In July 9 Issue
Health care provided by our government.
There is an agreed upon cost approach to give health care to 47 million new beneficiaries without massive new costs by being “more efficient” in allocating the currently available health care assets. Well, efficiency is good, right? Not necessarily.
Here is what this “efficiency” would mean in stark terms: severely restricting health care services to our elderly, and the severely and terminally ill. “Efficiency” here means providing services to millions of young and healthy, who do not need much of it, and cutting health care to seniors and the severely ill who “statistically do not have as much to lose by not getting good health care.”
In other words, the administration believes that those of above 60 will not live nearly as long, no matter what health care we receive, as a healthy 25-year-old, so why “waste” doctors, nurses, drugs, hospitals and surgeries on us? Health care resources, in cold, hard, inhumane computer calculations, are more “efficiently” used letting the elderly die years earlier after a less-healthy retirement.

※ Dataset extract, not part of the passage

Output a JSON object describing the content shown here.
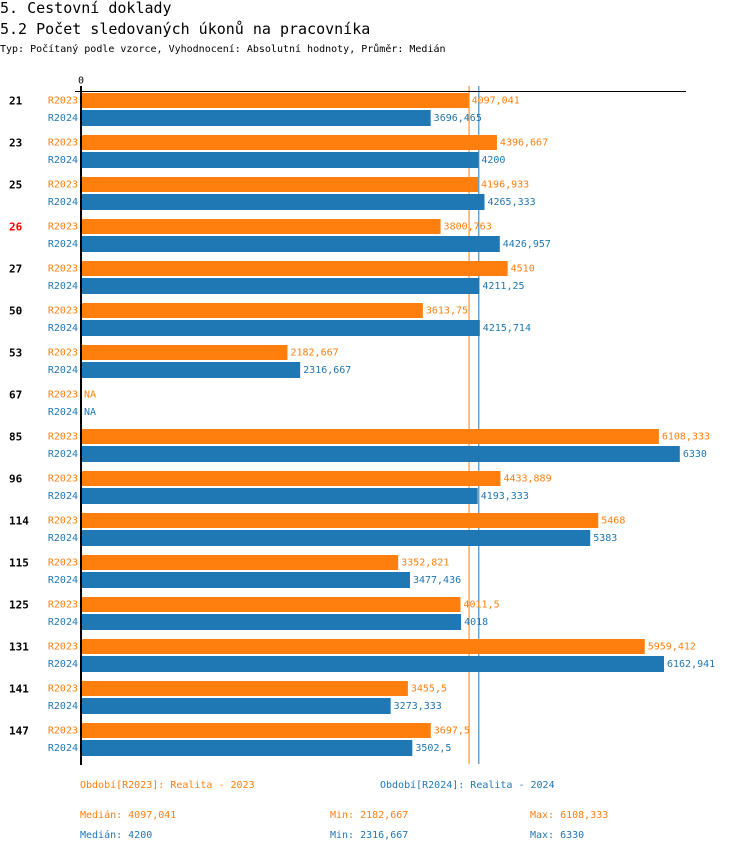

Our problem, however, lies in the dwindling supply of health care providers. Most doctors are overworked, many are underpaid. The number of doctors is increasing at a woeful 1 percent a year, and the number of available nurses has been flat for years. With an increasing population -- and one that is aging as baby boomers move into their 60s -- who is going to provide health care to 45 million more Americans, even if we make the wildly optimistic assumption that we could afford to pay for it?
Many doctors from Canada made their way into the U.S. for the very same reason, efficiency in Canada’s government run health care. They were expected to do more and be paid less.
There are many, many small hospitals that are barely surviving today because of the limitations and payment schedule of medicare and Medicaid. You can rest assured under a new plan you will see small, rural, stand alone hospitals become a first stop care facility.
Another way to help pay for this new care is to tax the ones of you that are fortunate enough to have health care benefits at work. This may leave you paying so much tax you also will want to accept the government provisional insurance plan.
If you are 60 or older you may be in for a new experience in health care provisions. If you are under 65 you may also be in for a new experience in health care when you have to call a politician to get your surgery scheduled.
If you are simply a working taxpayer, you have no surprises coming, you can only expect less and pay more and more taxes.